Le major Nestor Mavudisa Kamba Mayoyo l’a déclaré lors d’une conférence de presse organisée le week-end dernier à Kisangani.
« La journée du vendredi 19 septembre 2025 a particulièrement été marquée par deux attaques simultanées contre les localités de Chanzikiro et Nkambi, situées dans le groupement de Kisimba, secteur de Wanyanga, territoire de Walikale au Nord-Kivu. Une autre attaque similaire a visé la localité de Sisa, dans le groupement de Mubuku, chefferie de Buhavu, en territoire de Kalehe. La même coalition terroriste a attaqué les positions défensives des FARDC dans les localités de Ndete et Kazinga, dans le territoire de Masisi au Nord-Kivu, ainsi qu’à Chambombo et Katale, dans le territoire de Kalehe au Sud-Kivu.
La position des FARDC à Muhondo, dans le territoire de Masisi au Nord-Kivu, a également été la cible de la coalition RDF/AFC-M23. Et cette liste d’attaques n’est pas exhaustive », a indiqué le commandant de la troisième zone de défense, le major Nestor Mavudisa Kamba Mayoyo, porte-parole de la troisième zone de défense.
Dans la même mise au point, le major Mayoyo a dénoncé « les multiples provocations et les incessantes violations du cessez-le-feu imposé par l’accord de Washington et la déclaration de principes de Doha ».

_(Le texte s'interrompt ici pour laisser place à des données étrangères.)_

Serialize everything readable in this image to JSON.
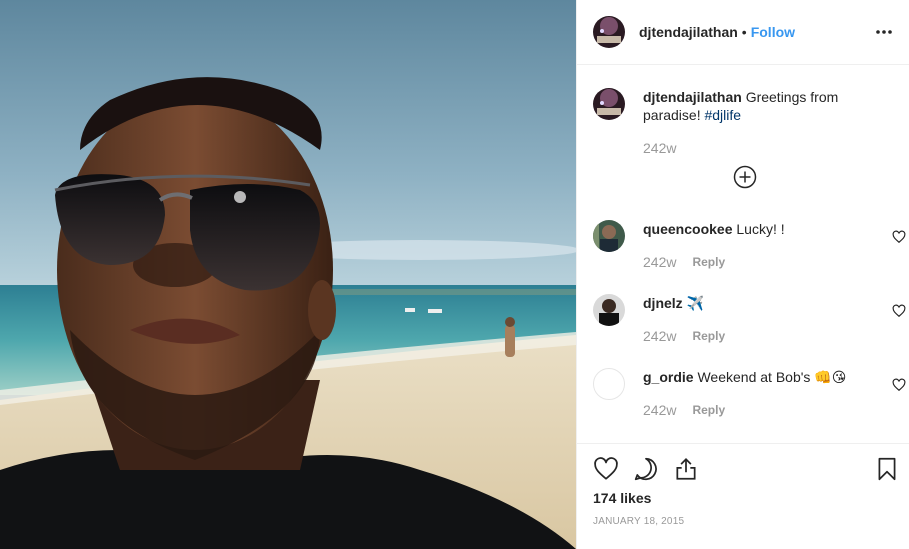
{
  "header": {
    "username": "djtendajilathan",
    "separator": "•",
    "follow_label": "Follow"
  },
  "caption": {
    "username": "djtendajilathan",
    "text": "Greetings from paradise!",
    "hashtag": "#djlife",
    "time": "242w"
  },
  "comments": [
    {
      "username": "queencookee",
      "text": "Lucky! !",
      "time": "242w",
      "reply_label": "Reply"
    },
    {
      "username": "djnelz",
      "text": "✈️",
      "time": "242w",
      "reply_label": "Reply"
    },
    {
      "username": "g_ordie",
      "text": "Weekend at Bob's 👊😘",
      "time": "242w",
      "reply_label": "Reply"
    }
  ],
  "likes": "174 likes",
  "date": "JANUARY 18, 2015",
  "icons": {
    "more": "more-options-icon",
    "load_more": "plus-circle-icon",
    "like": "heart-icon",
    "comment": "comment-icon",
    "share": "share-icon",
    "save": "bookmark-icon"
  },
  "colors": {
    "link": "#3897f0",
    "hashtag": "#003569",
    "muted": "#999999",
    "text": "#262626"
  }
}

S’il réaffirme que les FARDC continuent de compter sur la médiation américaine et qatarie, le porte-parole a néanmoins averti que les forces armées congolaises « ne sauraient plus tolérer ces provocations » et se réservent « le droit de riposter avec rigueur et détermination ».
L’armée congolaise rejette en outre les accusations portées contre elle par la coalition adverse, qualifiant ces allégations de « campagne médiatique montée pour brouiller les pistes ».
Ces déclarations mettent en lumière la fragilité du cessez-le-feu conclu dans le cadre des discussions internationales, alors que les combats se poursuivent presque quotidiennement dans les zones de Walikale, Masisi et Kalehe. Les FARDC accusent le M23 et ses alliés rwandais de multiplier les attaques ciblées pour affaiblir les positions stratégiques de l’armée.
Face à cette nouvelle escalade, la menace de riposte militaire annoncée par Kinshasa marque un tournant, avec le risque de relancer une guerre ouverte dans les provinces de l’Est. Cela se produit malgré les efforts diplomatiques engagés à Washington et à Doha pour ramener la stabilité dans la région.